Macam-Macam Pekerjaan Rasulullah SAW, Teladan Profesionalitas dan Etika Bisnis dalam Islam

Pelajari macam-macam pekerjaan Rasulullah SAW yang menginspirasi. Temukan nilai-nilai profesionalitas dan etika kerja dalam setiap profesi yang dijalani Nabi Muhammad SAW.

oleh Mabruri Pudyas Salim diperbarui 28 Okt 2024, 15:30 WIB
Diterbitkan 28 Okt 2024, 15:30 WIB
Gembala kambing di Arab Saudi. (Foto: Tangkapan layar video YT Iday Adventurer)
Gembala kambing di Arab Saudi. (Foto: Tangkapan layar video YT Iday Adventurer)

Liputan6.com, Jakarta Nabi Muhammad SAW dikenal sebagai teladan dalam berbagai aspek kehidupan, termasuk dalam hal berkarier dan bekerja. Sejak usia belia, beliau telah menunjukkan etos kerja yang luar biasa dan kemandirian dalam mencari nafkah. Meski terlahir dari keluarga terhormat Bani Hasyim, beliau tidak segan untuk bekerja keras demi memenuhi kebutuhan hidupnya.

Sikap profesional dan kemandirian Rasulullah SAW dalam bekerja tercermin dari hadits yang diriwayatkan oleh Bukhari, di mana beliau bersabda:

“Tidak ada seseorang yang memakan satu makanan pun yang lebih baik dari makanan hasil usaha tangannya (bekerja) sendiri. Dan sesungguhnya Nabi Allah Daud AS memakan makanan dari hasil usahanya sendiri.” (HR al-Bukhari).

Hadits ini menegaskan bahwa Rasulullah SAW sangat menghargai usaha dan kerja keras dalam mencari rezeki yang halal.

Dalam perjalanan hidupnya, Rasulullah SAW telah menjalani beberapa profesi yang masing-masing memberikan pembelajaran dan membentuk karakter kepemimpinan beliau. Mari kita telusuri macam-macam pekerjaan Rasulullah SAW yang dapat menjadi inspirasi bagi umat Islam dalam mengembangkan karier, sebagaimana telah dirangkum Liputan6.com dari berbagai sumber, Senin (28/10/2024).

Menggembala Kambing

Menggembala kambing menjadi profesi pertama yang digeluti oleh Rasulullah SAW di masa kecilnya. Menariknya, pekerjaan ini dimulai atas inisiatif beliau sendiri ketika berusia sekitar delapan tahun. Saat itu, beliau yang diasuh oleh pamannya Abu Thalib, mengutarakan keinginannya untuk bekerja menggembala kambing milik penduduk Makkah. Keputusan ini sempat mengejutkan Abu Thalib dan istrinya, Fatimah binti Asad, yang merasa berat membiarkan keponakan mereka yang masih kecil bekerja keras di bawah terik matahari.

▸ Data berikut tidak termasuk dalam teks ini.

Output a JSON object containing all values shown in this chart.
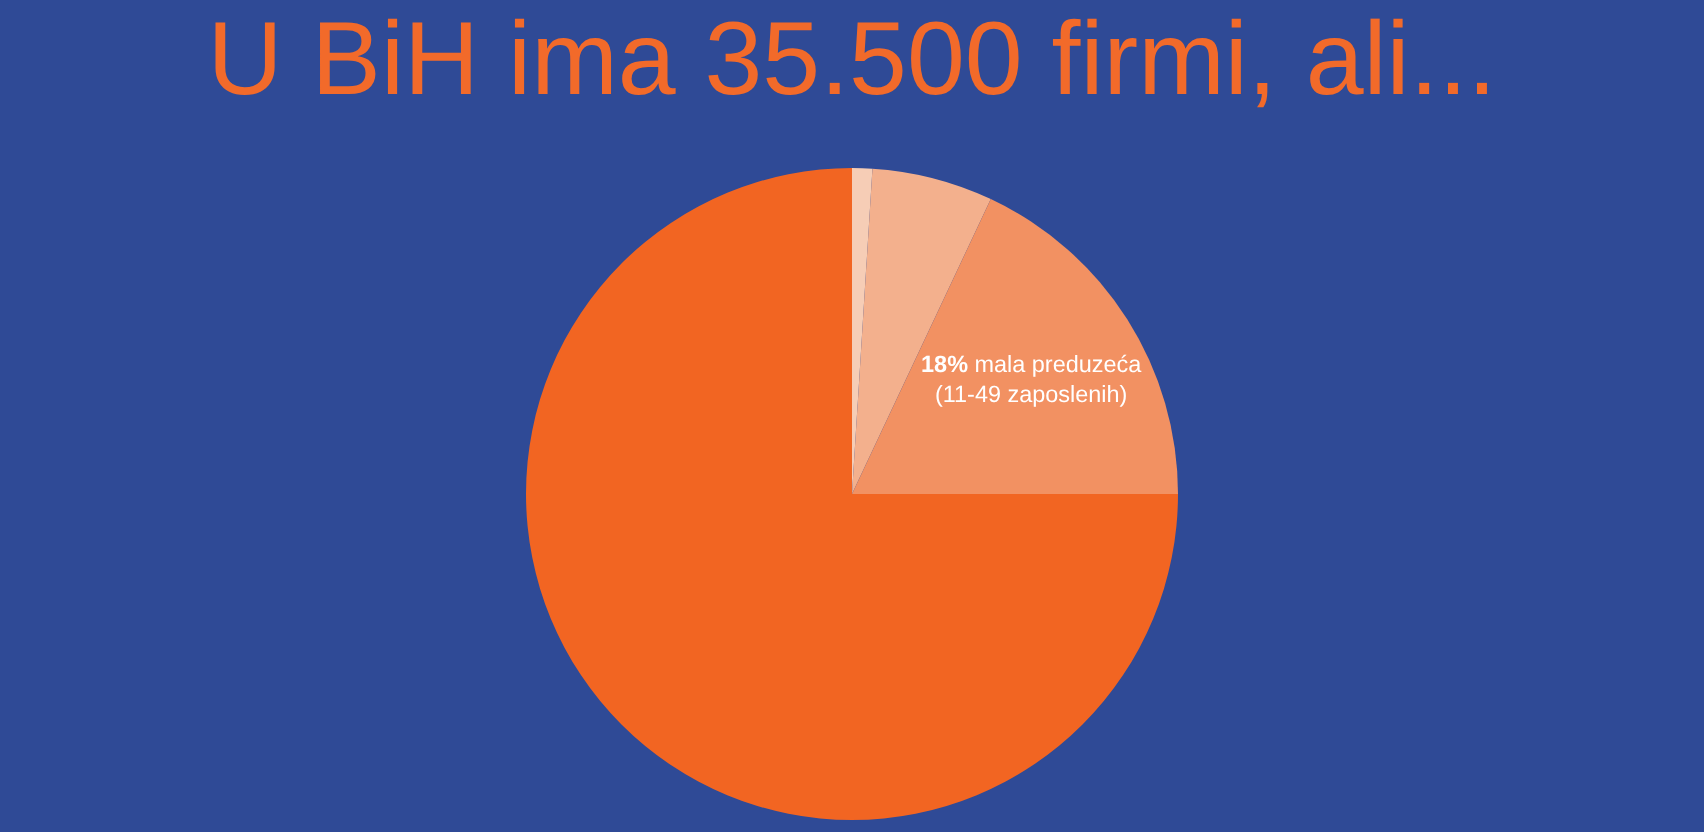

Ada beberapa alasan mendalam yang mendorong Rasulullah SAW memilih profesi ini. Pertama, kondisi ekonomi Abu Thalib yang sederhana dengan delapan anak yang harus dinafkahi, ditambah dengan kehadiran Rasulullah SAW di rumahnya. Kepekaan dan kepedulian terhadap kondisi pamannya ini mendorong beliau untuk mandiri dan tidak ingin menambah beban keluarga. Kedua, profesi menggembala tidak memerlukan modal, hanya mengandalkan tenaga dan kesediaan untuk bekerja keras. Hal ini sangat sesuai dengan kondisi Rasulullah SAW yang masih muda dan belum memiliki modal finansial.

Dalam menjalankan pekerjaannya sebagai penggembala, Rasulullah SAW menunjukkan dedikasi dan tanggung jawab yang luar biasa. Beliau menggembalakan kambing-kambing milik penduduk Makkah dengan upah beberapa qirat, mata uang yang berlaku saat itu. Fatimah binti Asad, bibi beliau, selalu menyiapkan bekal makanan sebelum Rasulullah SAW berangkat menggembala, menunjukkan betapa keluarga tetap mendukung meski awalnya merasa keberatan.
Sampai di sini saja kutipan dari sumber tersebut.